After thirty-six years of a dutiful but unhappy arranged marriage, recently divorced Suresh and Lata Raman find themselves starting new paths in life. Over the course of three weeks in August, the whole family will uncover one another’s secrets, confront the limits of love and loyalty, and explore life’s second chances.
Charming, funny, and moving, Late Bloomers introduces a delightful new voice in fiction with the story of four individuals trying to understand how to be happy in their own lives–and as a family.
In each essay of this hilarious, heartfelt, and pitch-perfectly honest memoir, journalist Connie Wang explores her complicated relationship to her stubborn and charismatic mother, Qing Li, through the “oh my god” moments in their travels together. From attending a Magic Mike strip show in Vegas to experimenting with edibles in Amsterdam to flip-flopping through Versailles, this iconic mother-daughter duo venture into the world to find their place in it, and sometimes rail against it–as well as against each other.

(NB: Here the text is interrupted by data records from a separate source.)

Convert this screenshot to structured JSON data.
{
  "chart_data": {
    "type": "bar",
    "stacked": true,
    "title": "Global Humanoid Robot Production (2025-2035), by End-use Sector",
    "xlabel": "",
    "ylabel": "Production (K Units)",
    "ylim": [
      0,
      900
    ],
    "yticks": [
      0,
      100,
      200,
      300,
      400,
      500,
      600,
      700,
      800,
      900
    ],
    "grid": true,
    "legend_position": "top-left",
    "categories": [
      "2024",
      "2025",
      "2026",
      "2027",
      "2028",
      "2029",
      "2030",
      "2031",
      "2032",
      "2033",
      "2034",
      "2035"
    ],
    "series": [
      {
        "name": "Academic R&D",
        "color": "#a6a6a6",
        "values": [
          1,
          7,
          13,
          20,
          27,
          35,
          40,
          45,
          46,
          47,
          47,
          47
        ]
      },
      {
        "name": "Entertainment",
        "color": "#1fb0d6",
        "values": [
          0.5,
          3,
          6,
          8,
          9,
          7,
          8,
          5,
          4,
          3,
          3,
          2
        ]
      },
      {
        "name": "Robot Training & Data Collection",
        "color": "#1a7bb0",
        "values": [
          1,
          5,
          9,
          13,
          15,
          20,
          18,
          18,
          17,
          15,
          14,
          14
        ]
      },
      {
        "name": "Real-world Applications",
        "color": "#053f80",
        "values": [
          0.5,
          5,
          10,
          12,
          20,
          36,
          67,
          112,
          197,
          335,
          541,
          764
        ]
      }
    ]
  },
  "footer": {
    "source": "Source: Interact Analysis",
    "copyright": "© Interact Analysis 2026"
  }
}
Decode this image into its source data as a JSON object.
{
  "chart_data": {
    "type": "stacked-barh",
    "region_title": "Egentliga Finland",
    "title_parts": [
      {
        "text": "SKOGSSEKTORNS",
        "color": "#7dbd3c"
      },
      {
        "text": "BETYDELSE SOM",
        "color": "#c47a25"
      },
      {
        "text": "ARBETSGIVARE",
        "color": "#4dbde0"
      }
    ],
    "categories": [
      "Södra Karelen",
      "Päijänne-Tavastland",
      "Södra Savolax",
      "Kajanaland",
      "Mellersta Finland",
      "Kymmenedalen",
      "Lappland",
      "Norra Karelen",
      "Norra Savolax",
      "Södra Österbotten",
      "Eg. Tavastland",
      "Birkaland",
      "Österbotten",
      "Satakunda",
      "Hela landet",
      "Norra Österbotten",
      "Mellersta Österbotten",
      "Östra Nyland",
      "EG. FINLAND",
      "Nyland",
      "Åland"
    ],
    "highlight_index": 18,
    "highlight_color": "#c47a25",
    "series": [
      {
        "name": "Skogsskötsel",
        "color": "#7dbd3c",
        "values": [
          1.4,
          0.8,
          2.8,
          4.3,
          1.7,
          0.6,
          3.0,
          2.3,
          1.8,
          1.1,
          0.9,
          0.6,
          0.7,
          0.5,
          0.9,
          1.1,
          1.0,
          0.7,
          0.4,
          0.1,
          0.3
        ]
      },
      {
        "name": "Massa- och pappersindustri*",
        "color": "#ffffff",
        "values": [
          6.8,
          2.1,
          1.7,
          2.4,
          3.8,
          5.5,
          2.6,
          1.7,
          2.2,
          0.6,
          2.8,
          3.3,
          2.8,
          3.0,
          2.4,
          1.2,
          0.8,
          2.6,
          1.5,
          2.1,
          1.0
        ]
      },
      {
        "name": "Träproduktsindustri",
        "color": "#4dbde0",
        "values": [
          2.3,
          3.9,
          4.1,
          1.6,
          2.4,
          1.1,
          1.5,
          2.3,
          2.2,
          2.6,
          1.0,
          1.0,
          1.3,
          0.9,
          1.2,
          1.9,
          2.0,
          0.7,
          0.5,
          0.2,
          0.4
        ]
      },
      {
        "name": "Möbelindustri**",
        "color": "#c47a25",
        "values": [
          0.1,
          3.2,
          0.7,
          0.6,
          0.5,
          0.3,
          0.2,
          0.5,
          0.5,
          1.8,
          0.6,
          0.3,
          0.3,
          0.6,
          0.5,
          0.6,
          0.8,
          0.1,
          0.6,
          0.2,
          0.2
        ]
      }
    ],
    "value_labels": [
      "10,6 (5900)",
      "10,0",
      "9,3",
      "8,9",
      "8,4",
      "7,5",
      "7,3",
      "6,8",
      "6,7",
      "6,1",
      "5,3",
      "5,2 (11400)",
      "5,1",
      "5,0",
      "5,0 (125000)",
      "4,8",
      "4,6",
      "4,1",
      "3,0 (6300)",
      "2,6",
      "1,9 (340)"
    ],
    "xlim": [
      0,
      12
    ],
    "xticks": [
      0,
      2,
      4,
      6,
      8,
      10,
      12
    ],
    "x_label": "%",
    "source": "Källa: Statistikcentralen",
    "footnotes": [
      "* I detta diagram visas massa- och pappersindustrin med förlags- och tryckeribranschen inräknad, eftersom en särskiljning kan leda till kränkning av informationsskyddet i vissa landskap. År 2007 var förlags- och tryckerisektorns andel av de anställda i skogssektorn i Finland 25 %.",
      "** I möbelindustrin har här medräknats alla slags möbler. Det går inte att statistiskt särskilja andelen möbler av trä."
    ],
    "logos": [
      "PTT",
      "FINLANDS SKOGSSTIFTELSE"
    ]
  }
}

In Tehran, on the eve of their marriage, Roya agrees to meet Bahman at the town square when violence erupts—a result of the coup d’etat that forever changes their country’s future. In the chaos, Bahman never shows. For weeks, Roya tries desperately to contact him, but her efforts are fruitless. With a sorrowful heart, she moves on—to college in California, to another man, to a life in New England—until, more than sixty years later, an accident of fate leads her back to Bahman and offers her a chance to ask him the questions that have haunted her for more than half a century: Why did you leave? Where did you go? How is it that you were able to forget me?
Lydia is dead. But they don’t know this yet.
So begins this exquisite novel about a Chinese American family living in 1970s small-town Ohio. Lydia is the favorite child of Marilyn and James Lee, and her parents are determined that she will fulfill the dreams they were unable to pursue. But when Lydia’s body is found in the local lake, the delicate balancing act that has been keeping the Lee family together is destroyed, tumbling them into chaos.